I have to say that I “didn’t get” the Gunslinger books. I read the first two, I think, and couldn’t really get into them. I thought he was trying too hard to be artsy-pretentious. Am I the only one?

moggy- I read the first two…Didn’t do it for me. But then I’m not a fantasy fan.

Now that you mention it, though, you’re right about the abuse thing. There was also Insomnia, where Helen Deepneau (sp?) is abused by her seemingly mild and harmless husband. Someone else on the boards a few months ago mentioned SK went from being kind of…well, sexist (as seen in The Stand, Christine, and a few others), to raising more feminist issues in his novels (Insomnia, Rose Madder, etc).

Anyway, I don’t think his new writing is necessarily “deeper” than his old stuff. It’s stylistically good, but it just doesn’t turn me on the way it used to. I agree with AuntiePam- it is remarkable when a writer can raise that connection. I still feel all tingly when I think of some of my absolute fave SK books. I still have a lot of admiration for the guy- he can write books that touch people on such a personal level. Sure, he’s pegged as the stereotype of the horror writer, the house hold name, but he can do more than just write books- he can make you care. And he’s done that for about two or three decades, and even after the accident, he’s still doing it. I love the guy. :stuck_out_tongue:

The expanded version of The Stand was his best book; especially the early chapters with the government desperately trying to pull the wool over everyone’s eyes.

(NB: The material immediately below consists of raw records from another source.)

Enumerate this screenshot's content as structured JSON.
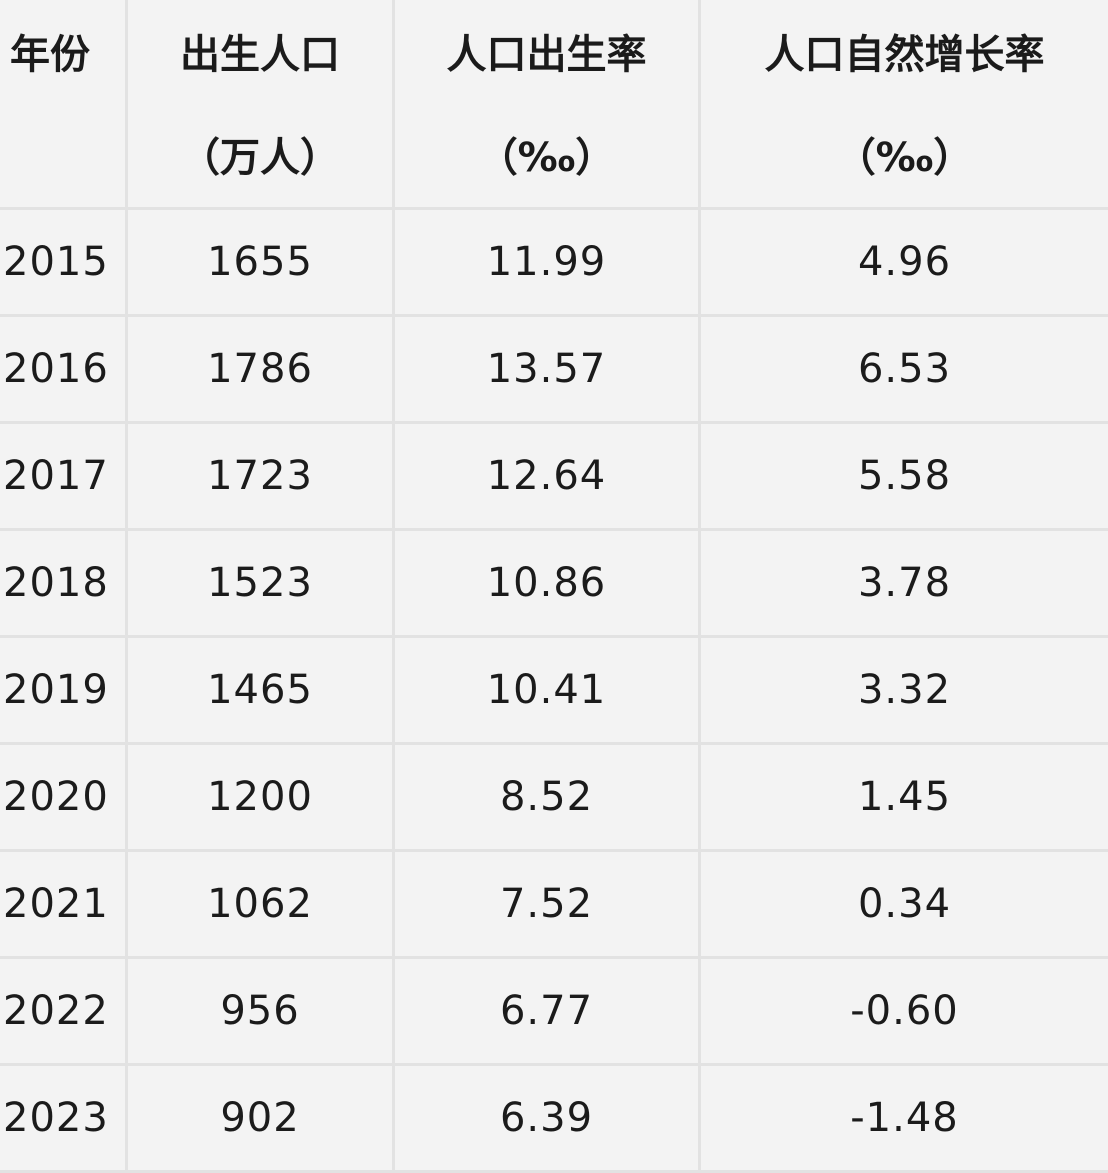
{
  "table": {
    "headers": [
      {
        "line1": "年份",
        "line2": ""
      },
      {
        "line1": "出生人口",
        "line2": "（万人）"
      },
      {
        "line1": "人口出生率",
        "line2": "（‰）"
      },
      {
        "line1": "人口自然增长率",
        "line2": "（‰）"
      }
    ],
    "rows": [
      {
        "year": "2015",
        "births": "1655",
        "birth_rate": "11.99",
        "growth_rate": "4.96"
      },
      {
        "year": "2016",
        "births": "1786",
        "birth_rate": "13.57",
        "growth_rate": "6.53"
      },
      {
        "year": "2017",
        "births": "1723",
        "birth_rate": "12.64",
        "growth_rate": "5.58"
      },
      {
        "year": "2018",
        "births": "1523",
        "birth_rate": "10.86",
        "growth_rate": "3.78"
      },
      {
        "year": "2019",
        "births": "1465",
        "birth_rate": "10.41",
        "growth_rate": "3.32"
      },
      {
        "year": "2020",
        "births": "1200",
        "birth_rate": "8.52",
        "growth_rate": "1.45"
      },
      {
        "year": "2021",
        "births": "1062",
        "birth_rate": "7.52",
        "growth_rate": "0.34"
      },
      {
        "year": "2022",
        "births": "956",
        "birth_rate": "6.77",
        "growth_rate": "-0.60"
      },
      {
        "year": "2023",
        "births": "902",
        "birth_rate": "6.39",
        "growth_rate": "-1.48"
      }
    ]
  },
  "colors": {
    "background": "#f3f3f3",
    "grid": "#e2e2e2",
    "text": "#1b1b1b"
  }
}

(Such a coverup couldn’t get off the ground nowadays, because of the Internet.)

I get the impression that King has Serious Issues with the military though. :slight_smile:

Except for the Dark Tower books, which seemed too - well, weird and bleak - I liked everything he wrote up till Insomnia which was just plain off-the-wall.

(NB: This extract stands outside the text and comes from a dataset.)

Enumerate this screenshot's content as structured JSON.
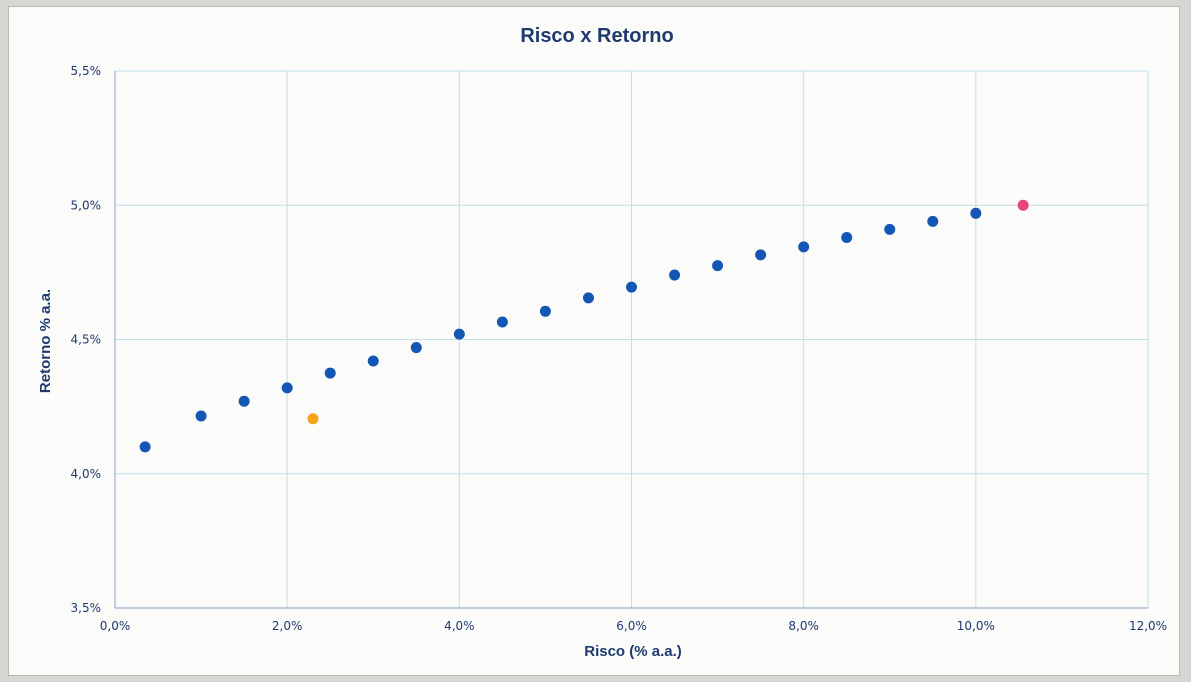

Bought Desperation and The Regulators in hardback, then wished I hadn’t. :slight_smile:

But there’s that cool effect when you lay the books side by side and you see that the two covers make one picture. :wink:

I told someone not too long ago that I thought King was starting to get lazy and cheat in his books. Nowadays, seems to me he throws in a lot of supernatural crap that isn’t part of the problem, but is in fact a tidy little solution.

I still like his characters and their stories, I just wish he’d have stuck to more having the good guy rely on his own
wits/powers/whatever then throwing in a stupid, totally implausible subplot that saves the day.

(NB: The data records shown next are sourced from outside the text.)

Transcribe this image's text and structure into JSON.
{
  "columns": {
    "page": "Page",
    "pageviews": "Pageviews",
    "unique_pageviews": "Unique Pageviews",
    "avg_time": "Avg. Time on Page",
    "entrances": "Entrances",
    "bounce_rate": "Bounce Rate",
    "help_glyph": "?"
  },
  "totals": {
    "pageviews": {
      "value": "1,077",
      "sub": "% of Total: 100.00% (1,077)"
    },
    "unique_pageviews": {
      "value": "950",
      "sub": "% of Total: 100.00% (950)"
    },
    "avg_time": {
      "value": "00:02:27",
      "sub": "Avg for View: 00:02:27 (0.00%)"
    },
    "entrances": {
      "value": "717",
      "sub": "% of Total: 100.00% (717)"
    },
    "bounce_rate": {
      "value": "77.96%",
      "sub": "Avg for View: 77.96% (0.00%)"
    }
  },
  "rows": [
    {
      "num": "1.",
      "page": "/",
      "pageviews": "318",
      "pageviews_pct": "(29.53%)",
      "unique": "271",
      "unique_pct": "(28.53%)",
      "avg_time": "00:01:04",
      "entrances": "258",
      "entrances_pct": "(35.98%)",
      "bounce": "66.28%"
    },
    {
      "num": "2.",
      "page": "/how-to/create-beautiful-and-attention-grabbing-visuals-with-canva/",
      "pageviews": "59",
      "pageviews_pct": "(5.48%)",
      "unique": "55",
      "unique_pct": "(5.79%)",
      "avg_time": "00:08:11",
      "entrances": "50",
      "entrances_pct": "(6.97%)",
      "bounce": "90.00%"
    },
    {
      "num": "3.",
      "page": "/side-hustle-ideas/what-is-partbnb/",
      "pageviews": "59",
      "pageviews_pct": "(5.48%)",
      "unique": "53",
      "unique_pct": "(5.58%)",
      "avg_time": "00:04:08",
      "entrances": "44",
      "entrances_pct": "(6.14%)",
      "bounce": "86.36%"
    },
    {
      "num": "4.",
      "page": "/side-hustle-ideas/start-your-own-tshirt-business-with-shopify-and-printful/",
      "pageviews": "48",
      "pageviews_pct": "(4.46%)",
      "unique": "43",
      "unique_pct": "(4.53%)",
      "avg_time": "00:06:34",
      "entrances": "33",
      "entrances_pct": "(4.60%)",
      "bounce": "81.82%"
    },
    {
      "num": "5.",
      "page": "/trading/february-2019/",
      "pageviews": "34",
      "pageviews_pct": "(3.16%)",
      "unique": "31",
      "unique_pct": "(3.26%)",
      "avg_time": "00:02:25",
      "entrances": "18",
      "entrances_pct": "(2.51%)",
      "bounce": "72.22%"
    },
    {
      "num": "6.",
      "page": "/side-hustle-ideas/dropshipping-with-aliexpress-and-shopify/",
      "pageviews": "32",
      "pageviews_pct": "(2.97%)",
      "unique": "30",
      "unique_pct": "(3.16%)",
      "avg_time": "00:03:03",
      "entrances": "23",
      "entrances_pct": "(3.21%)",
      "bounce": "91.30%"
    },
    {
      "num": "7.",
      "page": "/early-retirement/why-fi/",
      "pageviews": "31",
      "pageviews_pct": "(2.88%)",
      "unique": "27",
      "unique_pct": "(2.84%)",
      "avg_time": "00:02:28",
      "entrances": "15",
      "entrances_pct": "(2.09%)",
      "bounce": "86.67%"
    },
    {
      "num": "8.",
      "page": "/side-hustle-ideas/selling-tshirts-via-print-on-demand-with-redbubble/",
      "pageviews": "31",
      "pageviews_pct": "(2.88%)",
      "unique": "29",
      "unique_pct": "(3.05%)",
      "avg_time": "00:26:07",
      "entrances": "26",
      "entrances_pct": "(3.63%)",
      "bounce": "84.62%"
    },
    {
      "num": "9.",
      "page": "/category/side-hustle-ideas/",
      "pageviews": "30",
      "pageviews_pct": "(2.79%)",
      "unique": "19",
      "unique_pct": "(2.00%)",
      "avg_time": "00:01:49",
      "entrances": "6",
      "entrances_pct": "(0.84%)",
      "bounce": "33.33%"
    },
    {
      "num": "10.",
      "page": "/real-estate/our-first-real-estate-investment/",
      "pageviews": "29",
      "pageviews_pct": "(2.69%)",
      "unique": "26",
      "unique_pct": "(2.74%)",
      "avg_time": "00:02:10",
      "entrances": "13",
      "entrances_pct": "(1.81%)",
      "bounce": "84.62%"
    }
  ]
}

I liked Insomnia on the whole, but I got real tired of the references to the Gunslinger books. Since I am not into the Gunslinger, I hate that I spent all that time reading a pretty good book only to find out the whole damn purpose of the plot was (SPOILER COMING)

to have the protagonist save the life of a character that would be needed in another book.

(I won’t spoil it for the rest of you)

Generally speaking, I’m liking fewer and fewer of his recent books. I loved “Bag of Bones,” “Insomnia,” “The Green Mile,” and “The Girl Who Loved Tom Gordon,” but I did not like “Dreamcatcher,” “Desperation,” “Regulators,” and “Rose Madder.”

I read BH because I’m a full-fledged, card-carrying member of the Stephen King fan club and I felt it was my duty. That said, I didn’t take much away from this tome as I had hoped.

I regret that I didn’t read his on-line piece, the name escapes me now. Was it worth the price?